Jenseits der Hast: In Setouchi das geheime Japan entdecken

Japan für Kenner: Die Präfekturen rings um das Seto-Binnenmeer laden zum Reisen abseits der Touristenströme, zum Entdecken verborgener Orte, lokaler Traditionen – und zum tiefen Eintauchen in die Geschichte. Sieben Geheimtipps.

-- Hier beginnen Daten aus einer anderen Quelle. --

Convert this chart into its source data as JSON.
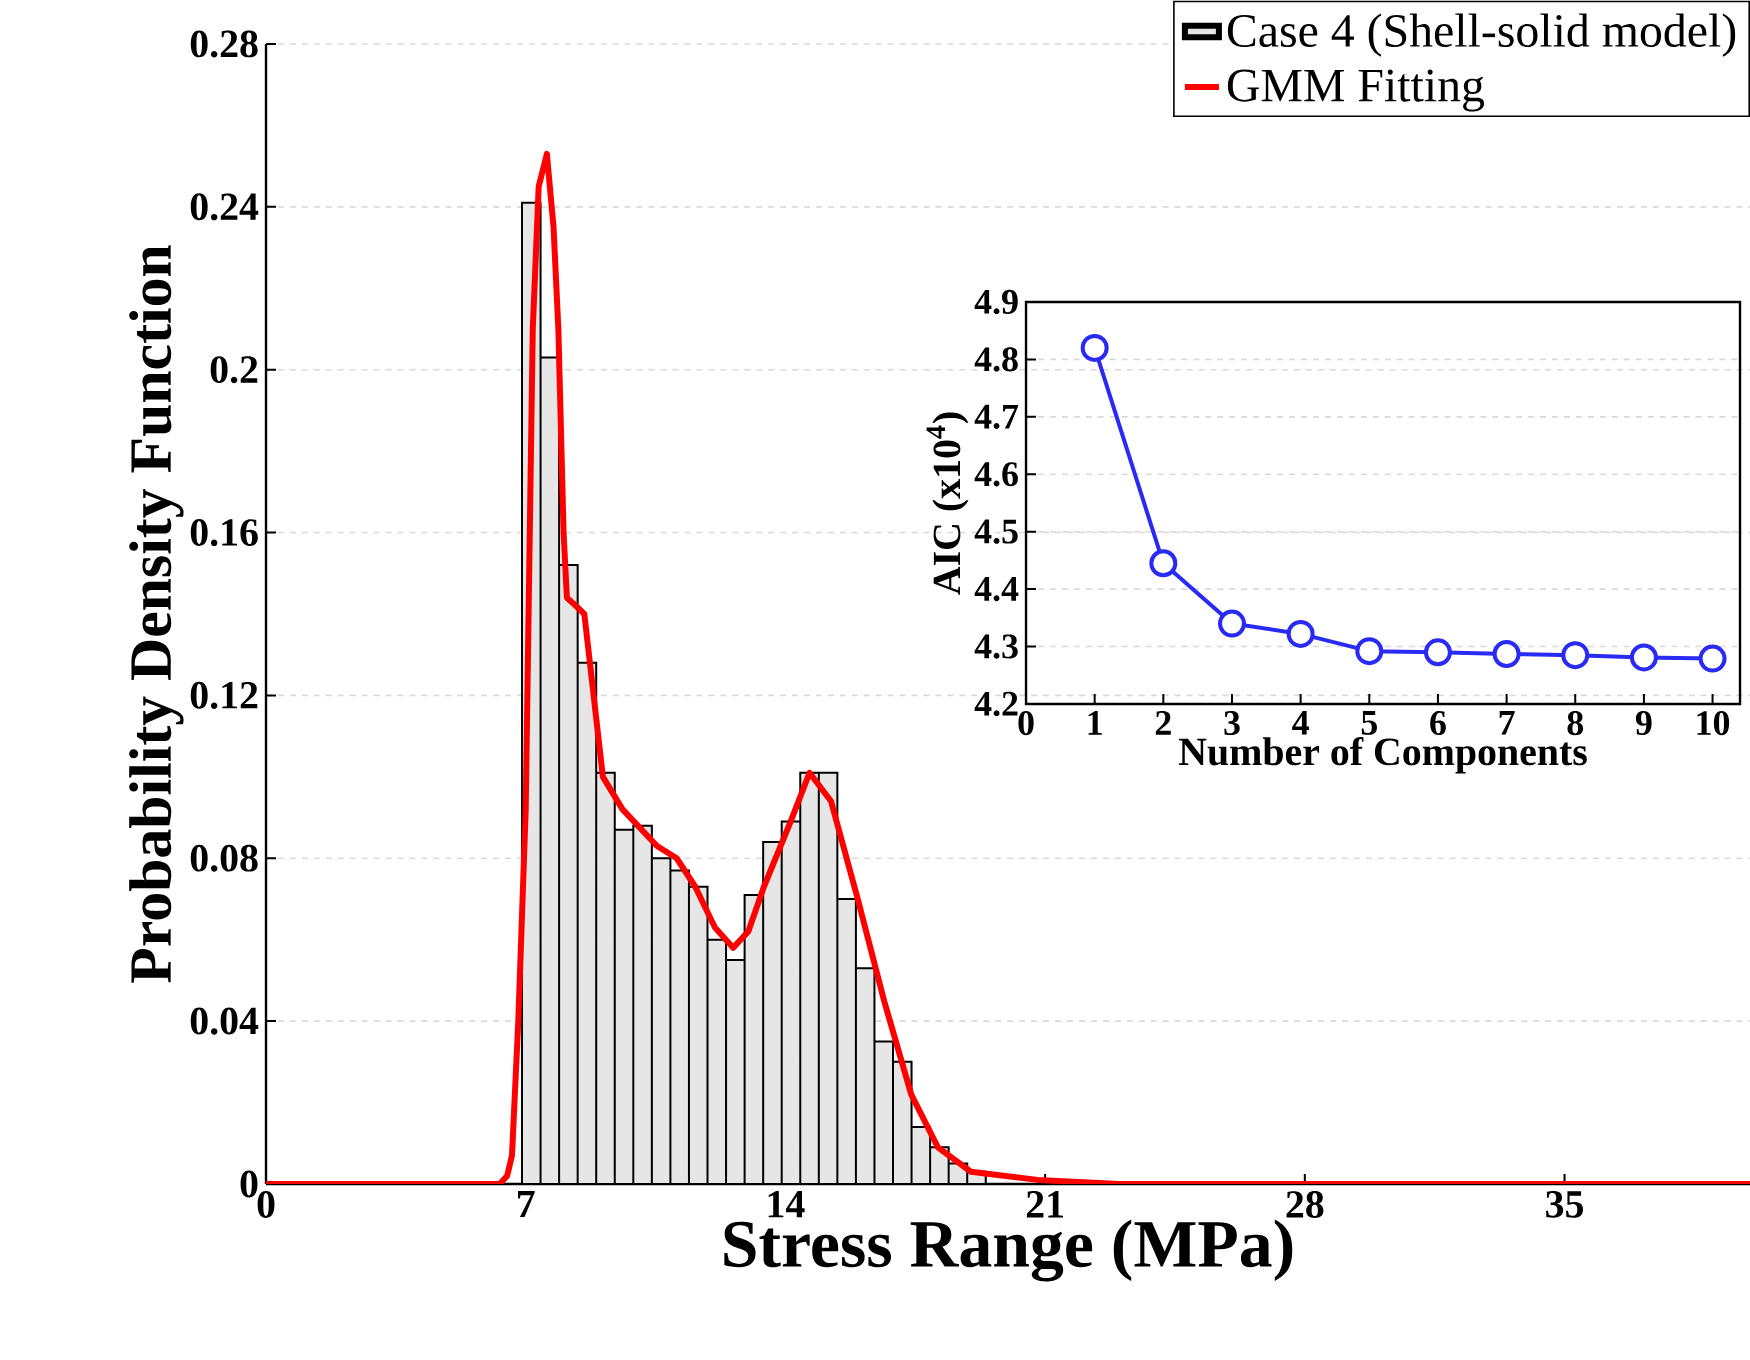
{
  "chart_data": [
    {
      "type": "histogram",
      "xlabel": "Stress Range (MPa)",
      "ylabel": "Probability Density Function",
      "xlim": [
        0,
        40
      ],
      "ylim": [
        0,
        0.28
      ],
      "xticks": [
        0,
        7,
        14,
        21,
        28,
        35
      ],
      "yticks": [
        0,
        0.04,
        0.08,
        0.12,
        0.16,
        0.2,
        0.24,
        0.28
      ],
      "grid": "y",
      "legend": "top right",
      "series": [
        {
          "name": "Case 4 (Shell-solid model)",
          "type": "histogram",
          "color": "#e6e6e6",
          "bins": [
            6.9,
            7.4,
            7.9,
            8.4,
            8.9,
            9.4,
            9.9,
            10.4,
            10.9,
            11.4,
            11.9,
            12.4,
            12.9,
            13.4,
            13.9,
            14.4,
            14.9,
            15.4,
            15.9,
            16.4,
            16.9,
            17.4,
            17.9,
            18.4,
            18.9,
            19.4
          ],
          "values": [
            0.241,
            0.203,
            0.152,
            0.128,
            0.101,
            0.087,
            0.088,
            0.08,
            0.077,
            0.073,
            0.06,
            0.055,
            0.071,
            0.084,
            0.089,
            0.101,
            0.101,
            0.07,
            0.053,
            0.035,
            0.03,
            0.014,
            0.009,
            0.005,
            0.003
          ]
        },
        {
          "name": "GMM Fitting",
          "type": "line",
          "color": "#ff0000",
          "marker": "none",
          "x": [
            0,
            6.3,
            6.5,
            6.63,
            6.8,
            7.0,
            7.19,
            7.35,
            7.57,
            7.75,
            7.88,
            8.02,
            8.11,
            8.35,
            8.58,
            9.08,
            9.61,
            10.54,
            11.07,
            11.57,
            12.1,
            12.59,
            13.0,
            13.42,
            14.14,
            14.65,
            15.23,
            15.95,
            16.66,
            17.39,
            18.11,
            19.0,
            20.8,
            23,
            40
          ],
          "values": [
            0,
            0,
            0.002,
            0.007,
            0.04,
            0.092,
            0.21,
            0.245,
            0.253,
            0.235,
            0.21,
            0.16,
            0.144,
            0.142,
            0.14,
            0.1,
            0.092,
            0.083,
            0.08,
            0.073,
            0.063,
            0.058,
            0.062,
            0.073,
            0.089,
            0.101,
            0.094,
            0.07,
            0.045,
            0.022,
            0.009,
            0.003,
            0.001,
            0,
            0
          ]
        }
      ]
    },
    {
      "type": "line",
      "xlabel": "Number of Components",
      "ylabel": "AIC (x10$^{4}$)",
      "xlim": [
        0,
        10.4
      ],
      "ylim": [
        4.2,
        4.9
      ],
      "xticks": [
        0,
        1,
        2,
        3,
        4,
        5,
        6,
        7,
        8,
        9,
        10
      ],
      "yticks": [
        4.2,
        4.3,
        4.4,
        4.5,
        4.6,
        4.7,
        4.8,
        4.9
      ],
      "grid": "y",
      "legend": false,
      "marker": "circle",
      "x": [
        1,
        2,
        3,
        4,
        5,
        6,
        7,
        8,
        9,
        10
      ],
      "series": [
        {
          "color": "#2a2af5",
          "values": [
            4.82,
            4.445,
            4.34,
            4.322,
            4.292,
            4.29,
            4.287,
            4.285,
            4.281,
            4.279
          ]
        }
      ]
    }
  ]
}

Die Burg Bitchu Matsuyama über dem Wolkenmeer: Ein Anblick, auf den Besucher der Präfektur Okayama am Setouchi-Binnenmeer zwischen Herbst und Winter hoffen können. - Foto: Takahashi City Tourism Association

30. August 2024 (tpr) – Natur, Tradition und kreative Inspiration: Die Region Setouchi ist die Reiseentdeckung im Westen Japans. Gelegen am Seto-Binnenmeer, zwischen den Hauptinseln Honshu, Shikoku und Kyushu, erstreckt sich Setouchi über sieben Präfekturen mit etwa 700 Inseln.

Als Reiseziel ist Setouchi trotz der stattlichen Größe ein weniger bekannter Teil des Landes – und ein Tipp für kulturinteressierte Besucher, die sich ohne Hast das authentische Japan erschließen möchten. Diese sieben faszinierenden Orte bringen lokale Geschichte und Kultur nah.


1. Bitchu Matsuyama: Die Burg im Himmel

Zur Begegnung mit Samurai-Kultur lädt Takahashi in der Präfektur Okayama. In der von malerischer Natur umgebenen Stadt finden Besucher historische Stadtviertel mit traditionellen Gebäuden und Tempeln. Der faszinierendste architektonische Zeitzeuge ist die Burg Bitchu Matsuyama. Es ist eine von nur zwölf Burgen mit erhaltenem Hauptturm in Japan – und davon die einzige Bergburg.

Die Anfänge der „Burg im Himmel“ liegen um das Jahr 1240, als Shigenobu Akibasaburo eine Festung auf dem etwa 480 Meter über dem Meeresspiegel gelegenen Berg Gagyuzan errichtete. Ihr heutiges Aussehen erhielt die Wehranlage im 17. Jahrhundert. Ein fantastischer Anblick ist die Festung über dem Wolkenmeer. In Herbst und Winter stehen die Chancen dafür am besten.

Bitchu Matsuyama
tägl. 9:00-17:30 Uhr (Apr.-Sep., letzter Einlass 17 Uhr); 9:00-16:30 Uhr (Okt.-Mär., letzter Einlass 16 Uhr); Schließtage: 29.12.-03.01.; Eintritt: 500 Yen; https://www.bitchumatsuyamacastle.jp/en/


2. Fukiya: Auf den Spuren des Japanrot

Was wäre Japan ohne Rot! Schreine, Tempel, Porzellan, Lackwaren: undenkbar ohne die kraftvolle Schmuckfarbe! Die Nationalfarbe der Japaner hat eine spannende Geschichte. Die wird ebenfalls in der Umgebung der Samurai-Stadt Takahashi erzählt. Etwa 27 Kilometer nordwestlich von Bitchu Matsuyama, im Herzen des Chugoko-Gebirges, liegt malerisch auf einem etwa 500 Meter hohen Plateau der historische Ort Fukiya. Die Bergbaustadt war einst der bedeutendste Produzent roter Farbpigmente aus Eisenoxid (Bengara).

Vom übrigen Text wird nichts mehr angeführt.